After eight hours we wished we hadn’t seemingly cornered the market on everything in this “sale”. But it was too late to take it back. We soldiered on into the night, finally collapsing over a dinner of corn flakes.

We faced the morning with a fresh outlook. All we needed was new outfits—like military camouflage. Control panel support brackets, valve fixed plates and tank retention brackets were not going to beat us—the people who launched the Walkman in Europe.

We just needed a boost from new outfits—maybe military camouflage? Dressed to kill, we marched out back to the terrace and huddled amongst the rows of parts. There were one-hundred-and-eighteen to go. Risking DIY Disqualification we had choose between going AWOL and achieving our mission. It was daunting.


And then suddenly, we found one piece that matched a crude picture in the instructions. It was not a bobby pin! More jubilation, followed by a breakthrough. Parts 11, 49, 21, 84 and 66 all fit. Together!
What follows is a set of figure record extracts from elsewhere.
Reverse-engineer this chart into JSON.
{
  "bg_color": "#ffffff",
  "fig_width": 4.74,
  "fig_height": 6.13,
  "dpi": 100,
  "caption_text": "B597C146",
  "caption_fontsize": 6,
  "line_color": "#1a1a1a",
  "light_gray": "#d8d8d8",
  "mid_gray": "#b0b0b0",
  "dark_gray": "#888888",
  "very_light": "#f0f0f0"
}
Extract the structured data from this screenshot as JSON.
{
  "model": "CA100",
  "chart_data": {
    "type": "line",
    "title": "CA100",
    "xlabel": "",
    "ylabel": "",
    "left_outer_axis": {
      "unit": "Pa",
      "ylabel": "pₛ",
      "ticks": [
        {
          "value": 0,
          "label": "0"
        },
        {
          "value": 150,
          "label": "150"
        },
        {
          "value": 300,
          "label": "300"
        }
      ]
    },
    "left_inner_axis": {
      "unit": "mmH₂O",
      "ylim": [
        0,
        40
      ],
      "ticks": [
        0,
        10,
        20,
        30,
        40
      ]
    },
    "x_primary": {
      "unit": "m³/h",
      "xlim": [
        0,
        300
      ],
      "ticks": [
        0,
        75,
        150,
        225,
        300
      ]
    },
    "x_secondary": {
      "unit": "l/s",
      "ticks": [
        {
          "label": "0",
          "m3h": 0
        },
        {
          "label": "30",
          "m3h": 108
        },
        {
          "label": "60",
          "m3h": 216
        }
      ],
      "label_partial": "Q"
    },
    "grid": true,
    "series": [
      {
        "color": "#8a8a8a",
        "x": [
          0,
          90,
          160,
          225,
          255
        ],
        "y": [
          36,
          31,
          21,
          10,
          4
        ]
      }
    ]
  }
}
Our basic training was serving us well. We looked at parts 51, 17 and 96. We looked at the half-built object and the three parts and decided: Who needs them? With military precision, they were drummed out of service.

On it went, through the second day. We couldn’t see a barbecue yet, but they swore that’s what we were building. We only got the baby barbecue with lots less pieces. Yet somehow we were heading into the weekend. Before we’d started, a friend said, “45 minutes and you’re done.” 
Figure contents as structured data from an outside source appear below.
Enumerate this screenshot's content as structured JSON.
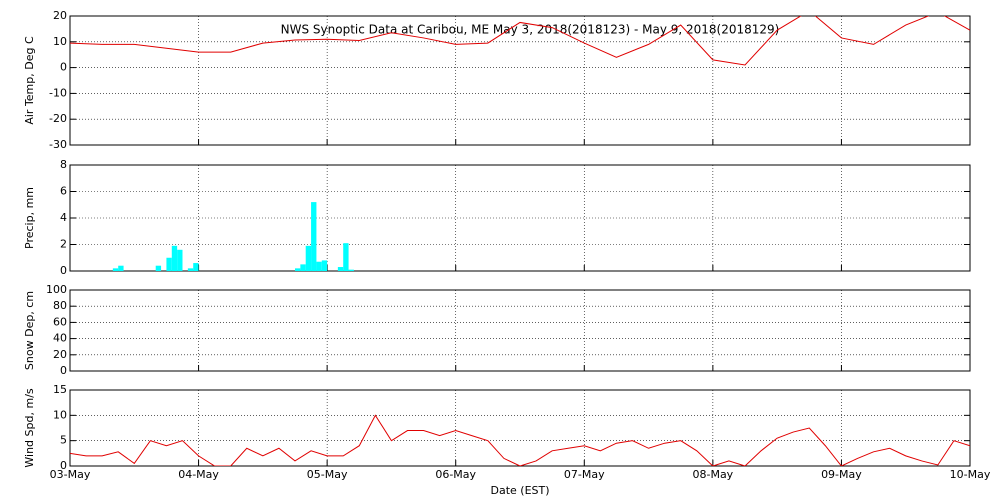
{
  "chart_data": [
    {
      "type": "line",
      "title": "NWS Synoptic Data at Caribou, ME   May  3, 2018(2018123) - May  9, 2018(2018129)",
      "ylabel": "Air Temp, Deg C",
      "color": "#e00000",
      "xlim": [
        0,
        168
      ],
      "ylim": [
        -30,
        20
      ],
      "yticks": [
        -30,
        -20,
        -10,
        0,
        10,
        20
      ],
      "x": [
        0,
        6,
        12,
        18,
        24,
        30,
        36,
        42,
        48,
        54,
        60,
        66,
        72,
        78,
        84,
        90,
        96,
        102,
        108,
        114,
        120,
        126,
        132,
        138,
        144,
        150,
        156,
        162,
        168
      ],
      "values": [
        9.5,
        9,
        9,
        7.5,
        6,
        6,
        9.5,
        10.7,
        11,
        10.5,
        13.5,
        11.5,
        9,
        9.5,
        17.5,
        15.5,
        9.5,
        4,
        9,
        16.5,
        3,
        1,
        14.5,
        22,
        11.5,
        9,
        16.5,
        21.5,
        14.5
      ]
    },
    {
      "type": "bar",
      "ylabel": "Precip, mm",
      "color": "#00ffff",
      "xlim": [
        0,
        168
      ],
      "ylim": [
        0,
        8
      ],
      "yticks": [
        0,
        2,
        4,
        6,
        8
      ],
      "x": [
        8,
        9,
        16,
        18,
        19,
        20,
        22,
        23,
        42,
        43,
        44,
        45,
        46,
        47,
        50,
        51,
        52
      ],
      "values": [
        0.2,
        0.4,
        0.4,
        1.0,
        1.9,
        1.6,
        0.2,
        0.6,
        0.2,
        0.5,
        1.9,
        5.2,
        0.7,
        0.8,
        0.3,
        2.1,
        0.1
      ]
    },
    {
      "type": "line",
      "ylabel": "Snow Dep, cm",
      "color": "#e00000",
      "xlim": [
        0,
        168
      ],
      "ylim": [
        0,
        100
      ],
      "yticks": [
        0,
        20,
        40,
        60,
        80,
        100
      ],
      "x": [],
      "values": []
    },
    {
      "type": "line",
      "ylabel": "Wind Spd, m/s",
      "xlabel": "Date (EST)",
      "color": "#e00000",
      "xlim": [
        0,
        168
      ],
      "ylim": [
        0,
        15
      ],
      "yticks": [
        0,
        5,
        10,
        15
      ],
      "xticks": [
        {
          "value": 0,
          "label": "03-May"
        },
        {
          "value": 24,
          "label": "04-May"
        },
        {
          "value": 48,
          "label": "05-May"
        },
        {
          "value": 72,
          "label": "06-May"
        },
        {
          "value": 96,
          "label": "07-May"
        },
        {
          "value": 120,
          "label": "08-May"
        },
        {
          "value": 144,
          "label": "09-May"
        },
        {
          "value": 168,
          "label": "10-May"
        }
      ],
      "x": [
        0,
        3,
        6,
        9,
        12,
        15,
        18,
        21,
        24,
        27,
        30,
        33,
        36,
        39,
        42,
        45,
        48,
        51,
        54,
        57,
        60,
        63,
        66,
        69,
        72,
        75,
        78,
        81,
        84,
        87,
        90,
        93,
        96,
        99,
        102,
        105,
        108,
        111,
        114,
        117,
        120,
        123,
        126,
        129,
        132,
        135,
        138,
        141,
        144,
        147,
        150,
        153,
        156,
        159,
        162,
        165,
        168
      ],
      "values": [
        2.5,
        2,
        2,
        2.8,
        0.5,
        5,
        4,
        5,
        2,
        0,
        0,
        3.5,
        2,
        3.5,
        1,
        3,
        2,
        2,
        4,
        10,
        5,
        7,
        7,
        6,
        7,
        6,
        5,
        1.5,
        0,
        1,
        3,
        3.5,
        4,
        3,
        4.5,
        5,
        3.5,
        4.5,
        5,
        3,
        0,
        1,
        0,
        3,
        5.5,
        6.7,
        7.5,
        4,
        0,
        1.5,
        2.8,
        3.5,
        2,
        1,
        0.2,
        5,
        4
      ]
    }
  ]
}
But we were now on Hour 23. It was daunting. Again.

And then we came to this mystifying instruction:

“Attach tank brace by inserting the carriage belt through the keyhole, slide down and then use the wing nut to secure.”

What?

By Sunday night we could see the outline of something, which if you sat there squinting, you could jus-s-s-s-t about make out the beginnings of a cooking device. 

Was a hamburger really worth all this? 

It was 1:38 AM Monday when the instructions said this:

“Place cooking grate on support ribs directly above heath distribution plates.” (Why couldn’t they just say ‘put the grill on top and you’re done’ ?)

But it was true. We were done. The thing stood on four legs. It opened and closed. And it made fire. Wow. 

At American labor rates, we racked up assembly costs of $540 for a grill retailing at $99. Throw in the tongs, spatulas and basting thingies and we wound with costs equivalent to the annual GDP of a small village in Gabon.

When we talk about the American Dream, surely this it.

But what looks like a blow to efficient free enterprise can still be averted if we can somehow compile the outdoor cook’s answer to Julia Child. Before Labor Day.

Sandy Prisant and his wife, Susan, live and write in Florida. Sandy is writing a long series of pieces for MyStoryLives about his struggle with a life-threatening kidney disease. He is currently awaiting a kidney and heart transplant.